To make this greasy concoction, real butter is whipped until fluffy, frozen, dipped in batter, then dropped into a fryer. It's such a simple concept, I'm surprised no one has thought of this before.

For the more health-conscious fair-goer, Gonzales does offer a plain-butter version. The butter nuggets are also available in three additional flavors: garlic, grape, and cherry.

Maybe deep-fried butter isn't so strange after all, especially for Texans. Here are just a few of the other "foods" featured at the fair:
  • Green Goblins: Cherry peppers stuffed with spicy shredded chicken and guacamole, battered, deep-fried and topped with queso.
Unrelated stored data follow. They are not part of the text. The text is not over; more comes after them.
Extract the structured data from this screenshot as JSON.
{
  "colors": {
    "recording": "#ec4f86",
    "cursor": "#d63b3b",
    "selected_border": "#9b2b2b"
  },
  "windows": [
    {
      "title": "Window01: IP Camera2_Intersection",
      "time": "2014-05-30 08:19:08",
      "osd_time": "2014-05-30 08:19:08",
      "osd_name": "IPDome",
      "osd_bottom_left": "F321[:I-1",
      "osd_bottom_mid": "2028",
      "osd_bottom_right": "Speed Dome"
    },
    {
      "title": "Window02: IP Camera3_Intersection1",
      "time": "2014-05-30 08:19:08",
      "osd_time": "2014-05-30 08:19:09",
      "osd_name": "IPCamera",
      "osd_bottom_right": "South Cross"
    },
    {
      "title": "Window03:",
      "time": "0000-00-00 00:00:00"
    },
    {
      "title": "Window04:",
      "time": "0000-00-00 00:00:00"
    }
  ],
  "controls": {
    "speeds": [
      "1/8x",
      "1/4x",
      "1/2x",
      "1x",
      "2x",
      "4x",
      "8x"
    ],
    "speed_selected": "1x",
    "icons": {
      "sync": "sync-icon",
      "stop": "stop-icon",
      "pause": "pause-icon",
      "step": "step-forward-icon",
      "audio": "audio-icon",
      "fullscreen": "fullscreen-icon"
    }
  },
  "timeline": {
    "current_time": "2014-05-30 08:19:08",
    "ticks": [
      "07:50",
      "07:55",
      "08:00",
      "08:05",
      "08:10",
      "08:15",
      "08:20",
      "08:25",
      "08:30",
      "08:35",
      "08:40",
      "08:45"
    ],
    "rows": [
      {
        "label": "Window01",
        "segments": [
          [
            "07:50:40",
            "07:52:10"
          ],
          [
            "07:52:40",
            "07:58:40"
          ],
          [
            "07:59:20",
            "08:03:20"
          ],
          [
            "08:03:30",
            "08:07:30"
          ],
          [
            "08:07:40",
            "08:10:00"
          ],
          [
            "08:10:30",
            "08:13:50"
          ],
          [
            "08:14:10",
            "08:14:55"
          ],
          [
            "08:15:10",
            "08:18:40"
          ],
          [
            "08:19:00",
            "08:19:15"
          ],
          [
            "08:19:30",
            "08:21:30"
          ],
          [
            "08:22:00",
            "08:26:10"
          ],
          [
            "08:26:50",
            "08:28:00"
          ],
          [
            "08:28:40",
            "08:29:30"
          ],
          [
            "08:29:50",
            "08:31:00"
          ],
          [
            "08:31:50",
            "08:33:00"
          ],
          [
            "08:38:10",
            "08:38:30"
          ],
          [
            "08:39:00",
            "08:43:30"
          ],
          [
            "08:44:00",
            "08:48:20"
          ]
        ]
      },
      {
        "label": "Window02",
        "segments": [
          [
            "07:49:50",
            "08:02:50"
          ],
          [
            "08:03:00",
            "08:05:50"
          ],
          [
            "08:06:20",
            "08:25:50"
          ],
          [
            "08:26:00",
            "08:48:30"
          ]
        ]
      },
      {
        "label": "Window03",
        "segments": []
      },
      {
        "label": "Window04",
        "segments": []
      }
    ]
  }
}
  • Twisted Yam on a Stick: A spiral-cut sweet potato, fried on a skewer, then rolled in butter and dusted with cinnamon and sugar.

  • Fernie's Deep Fried Peaches & Cream: Served with a side of vanilla buttercream icing for dipping.

  • Texas Fried Pecan Pie: A mini-pecan pie battered, deep fried and served with caramel sauce, whipping cream and chopped candied pecans.

  • Country Fried Pork Chips: Battered, thin-sliced pork loin deep fried and served with sides of ketchup or cream gravy.

  • Sweet Jalapeno Corn Dog Shrimp: Shrimp on a stick, coated with a sweet and spicy cornmeal batter, deep fried and served with a spicy glaze.

  • Fried Peanut Butter Cup Macaroon: A peanut butter cup wrapped inside a coconut macaroon, fried and then dusted with powdered sugar.